Over a decade ago, I lucked into a National Endowment for the Humanities Seminar titled The Great Plains: Texas to Saskatchewan. For five weeks, Tom Isern led 19 other teachers and I to read and analyze literary and historical texts, discuss conclusions, and visit iconic sites to better understand what it means to live on the plains.
One identifying characteristic of this land is its vast horizon paired with few vertical disturbances like trees or skyscrapers. That distinction made it into plenty of diaries and journals as pioneers left locales where coves and hollows or great groves of trees cupped around them, making them feel secure as a babe in its mother’s arms. When my mom worked at the Meade County Courthouse back in the 60s, she discovered records of early immigrants institutionalized when they were unable to cope with the open t space and frequent wind.
Fellow seminarians from other regions shared that the immensity of our vistas disquieted them as well. That reminded me of a Japanese exchange student I took on a visit to Oklahoma City. She exclaimed over and over , “Why don’t you build cities in this land? Why don’t people live here? You should use this space.”
For those of us accustomed to so much sky and so few upright interferences, outsiders’ viewpoints challenge us to think about where we live and what it means to be a plains person. Recently, I’ve traveled the more isolated highways of western Kansas, stopping to explore almost-ghost towns like Densmore, Ogallah, and Edson that were once thriving communities.
I love isolated miles of asphalt stretching infinitely over hills and valleys. I smile to think how these trails must confuse anyone who thinks all of Kansas is flat. High spots abound that permit travelers to see across counties. Imagine Indians and other early explorers standing on these ascents to view scores of buffalo, deer, elk, turkey, and antelope. In all directions, they saw a rich land that could feed many.
Seeing crumbling remains of once well-built churches, multi-story brick or stone schools, plaster and lathe homes that housed growing families, and the always peaceful hilltop cemeteries reminds me that hopeful hearts once acted on the thought that this is an abundant land. These little hamlets about every 15 to 20 miles across the prairie remind us of Jeffersonian Democracy in action. Here families worked the soil, tended their businesses, worshipped their God, and educated their children into a better life.
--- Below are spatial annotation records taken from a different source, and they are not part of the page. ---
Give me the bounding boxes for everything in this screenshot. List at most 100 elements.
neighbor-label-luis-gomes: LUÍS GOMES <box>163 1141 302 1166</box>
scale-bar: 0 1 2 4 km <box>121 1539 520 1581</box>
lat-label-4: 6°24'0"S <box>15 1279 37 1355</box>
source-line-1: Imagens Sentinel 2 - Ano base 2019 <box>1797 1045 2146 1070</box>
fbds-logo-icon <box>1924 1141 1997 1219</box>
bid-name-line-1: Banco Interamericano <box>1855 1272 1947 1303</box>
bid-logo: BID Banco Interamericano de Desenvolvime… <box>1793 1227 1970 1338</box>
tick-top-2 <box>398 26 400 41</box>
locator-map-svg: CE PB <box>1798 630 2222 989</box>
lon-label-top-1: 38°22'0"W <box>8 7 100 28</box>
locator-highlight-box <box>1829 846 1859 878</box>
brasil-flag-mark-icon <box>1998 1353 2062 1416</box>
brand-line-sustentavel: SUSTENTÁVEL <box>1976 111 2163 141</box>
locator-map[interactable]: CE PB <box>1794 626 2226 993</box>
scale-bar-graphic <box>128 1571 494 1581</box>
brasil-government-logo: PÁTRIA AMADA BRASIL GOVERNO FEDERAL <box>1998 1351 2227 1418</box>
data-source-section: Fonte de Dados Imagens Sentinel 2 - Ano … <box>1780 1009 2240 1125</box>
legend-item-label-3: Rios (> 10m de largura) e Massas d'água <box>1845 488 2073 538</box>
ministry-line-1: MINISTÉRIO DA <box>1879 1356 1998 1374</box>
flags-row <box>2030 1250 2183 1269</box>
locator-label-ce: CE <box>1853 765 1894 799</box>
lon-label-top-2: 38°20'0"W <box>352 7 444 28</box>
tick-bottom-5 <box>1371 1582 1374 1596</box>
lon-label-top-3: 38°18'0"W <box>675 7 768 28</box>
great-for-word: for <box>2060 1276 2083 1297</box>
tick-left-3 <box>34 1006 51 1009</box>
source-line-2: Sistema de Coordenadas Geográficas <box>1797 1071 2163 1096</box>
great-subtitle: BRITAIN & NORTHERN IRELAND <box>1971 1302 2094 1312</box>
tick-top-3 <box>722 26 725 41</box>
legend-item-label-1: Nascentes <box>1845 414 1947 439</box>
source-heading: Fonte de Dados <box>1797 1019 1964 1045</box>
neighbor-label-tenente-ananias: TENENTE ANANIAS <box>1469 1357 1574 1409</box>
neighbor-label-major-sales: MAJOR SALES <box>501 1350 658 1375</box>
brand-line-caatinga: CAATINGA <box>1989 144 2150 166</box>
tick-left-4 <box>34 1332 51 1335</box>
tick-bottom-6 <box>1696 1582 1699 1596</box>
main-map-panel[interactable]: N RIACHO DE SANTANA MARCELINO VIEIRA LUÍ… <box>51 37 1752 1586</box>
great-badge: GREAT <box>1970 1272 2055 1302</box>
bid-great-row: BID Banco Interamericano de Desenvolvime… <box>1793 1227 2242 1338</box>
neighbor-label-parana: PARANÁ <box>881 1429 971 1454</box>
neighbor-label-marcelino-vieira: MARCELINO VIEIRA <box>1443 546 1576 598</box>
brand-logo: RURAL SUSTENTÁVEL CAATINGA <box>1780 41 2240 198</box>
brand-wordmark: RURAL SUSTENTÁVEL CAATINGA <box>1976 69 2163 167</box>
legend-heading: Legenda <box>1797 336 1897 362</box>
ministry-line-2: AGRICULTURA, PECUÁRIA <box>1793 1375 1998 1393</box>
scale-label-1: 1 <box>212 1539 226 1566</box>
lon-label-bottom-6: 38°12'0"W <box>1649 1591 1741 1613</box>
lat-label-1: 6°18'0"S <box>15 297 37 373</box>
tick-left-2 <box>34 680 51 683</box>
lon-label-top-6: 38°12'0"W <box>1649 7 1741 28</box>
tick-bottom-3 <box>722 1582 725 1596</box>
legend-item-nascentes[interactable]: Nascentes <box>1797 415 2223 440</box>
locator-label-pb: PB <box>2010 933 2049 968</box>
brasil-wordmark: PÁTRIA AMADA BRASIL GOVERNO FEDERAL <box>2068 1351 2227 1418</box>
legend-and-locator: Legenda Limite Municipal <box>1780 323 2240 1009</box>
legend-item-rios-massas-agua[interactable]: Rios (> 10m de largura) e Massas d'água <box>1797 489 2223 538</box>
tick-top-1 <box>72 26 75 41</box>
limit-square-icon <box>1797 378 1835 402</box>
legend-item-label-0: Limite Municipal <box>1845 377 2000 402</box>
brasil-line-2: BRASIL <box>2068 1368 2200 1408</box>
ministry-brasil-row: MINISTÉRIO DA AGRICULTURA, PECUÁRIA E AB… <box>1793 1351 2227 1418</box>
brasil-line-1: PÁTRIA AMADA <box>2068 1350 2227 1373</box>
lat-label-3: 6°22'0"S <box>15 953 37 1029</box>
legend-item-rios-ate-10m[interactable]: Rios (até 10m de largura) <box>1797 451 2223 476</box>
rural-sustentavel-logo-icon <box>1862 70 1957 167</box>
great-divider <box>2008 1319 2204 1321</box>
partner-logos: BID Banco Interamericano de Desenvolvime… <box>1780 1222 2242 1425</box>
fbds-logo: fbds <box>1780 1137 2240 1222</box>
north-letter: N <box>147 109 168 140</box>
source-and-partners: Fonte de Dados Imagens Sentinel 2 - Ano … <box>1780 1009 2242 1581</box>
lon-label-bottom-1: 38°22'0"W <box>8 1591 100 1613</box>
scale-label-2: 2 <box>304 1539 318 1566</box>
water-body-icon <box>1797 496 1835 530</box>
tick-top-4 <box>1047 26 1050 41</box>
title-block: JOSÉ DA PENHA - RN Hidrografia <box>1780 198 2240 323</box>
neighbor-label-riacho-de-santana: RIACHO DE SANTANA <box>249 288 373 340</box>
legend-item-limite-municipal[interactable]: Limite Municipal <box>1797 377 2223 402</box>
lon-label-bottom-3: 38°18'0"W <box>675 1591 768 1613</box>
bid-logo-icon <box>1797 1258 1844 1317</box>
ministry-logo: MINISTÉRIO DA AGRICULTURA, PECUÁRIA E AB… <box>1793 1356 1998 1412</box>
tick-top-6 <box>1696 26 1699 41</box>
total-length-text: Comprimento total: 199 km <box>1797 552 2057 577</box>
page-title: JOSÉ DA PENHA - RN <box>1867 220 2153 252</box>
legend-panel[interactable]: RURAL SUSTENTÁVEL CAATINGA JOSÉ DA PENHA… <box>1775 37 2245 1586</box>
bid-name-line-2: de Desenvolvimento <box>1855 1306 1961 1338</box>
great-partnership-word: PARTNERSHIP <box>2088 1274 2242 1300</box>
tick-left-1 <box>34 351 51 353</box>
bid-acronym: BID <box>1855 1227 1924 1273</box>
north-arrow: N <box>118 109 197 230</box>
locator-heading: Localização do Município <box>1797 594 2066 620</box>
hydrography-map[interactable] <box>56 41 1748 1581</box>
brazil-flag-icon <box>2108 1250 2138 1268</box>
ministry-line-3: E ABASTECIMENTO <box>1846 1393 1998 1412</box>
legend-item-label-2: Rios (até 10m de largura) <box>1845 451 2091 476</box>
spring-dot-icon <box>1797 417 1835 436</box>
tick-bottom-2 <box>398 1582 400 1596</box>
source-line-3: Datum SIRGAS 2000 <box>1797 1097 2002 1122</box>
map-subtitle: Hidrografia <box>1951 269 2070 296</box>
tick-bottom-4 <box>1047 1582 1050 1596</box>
As folks gravitated away from these self-sufficient little villages to cities, they lost something. These small towns tied to the land, these schools that required all students to participate in declamations, plays, music, and sports; these churches that took care of not only spirits but also physical needs of residents created well-rounded citizens who dealt together with whatever difficulties arose.
In forested regions, close-growing trees hold one another upright when the wind blows, and in mountainous landscapes one rock supports another. Nature offers no protection in the open plains, so humans must sustain one another. Neighbors become one another’s rock, cove, hollow, and grove.
When I think back to that seminar and this place I call home, I acknowledge that lifestyles change. We can’t all live in self-sufficient villages, but we can celebrate open space that reminds us this is a rich land that feeds many and a place that teaches us to look out for one another.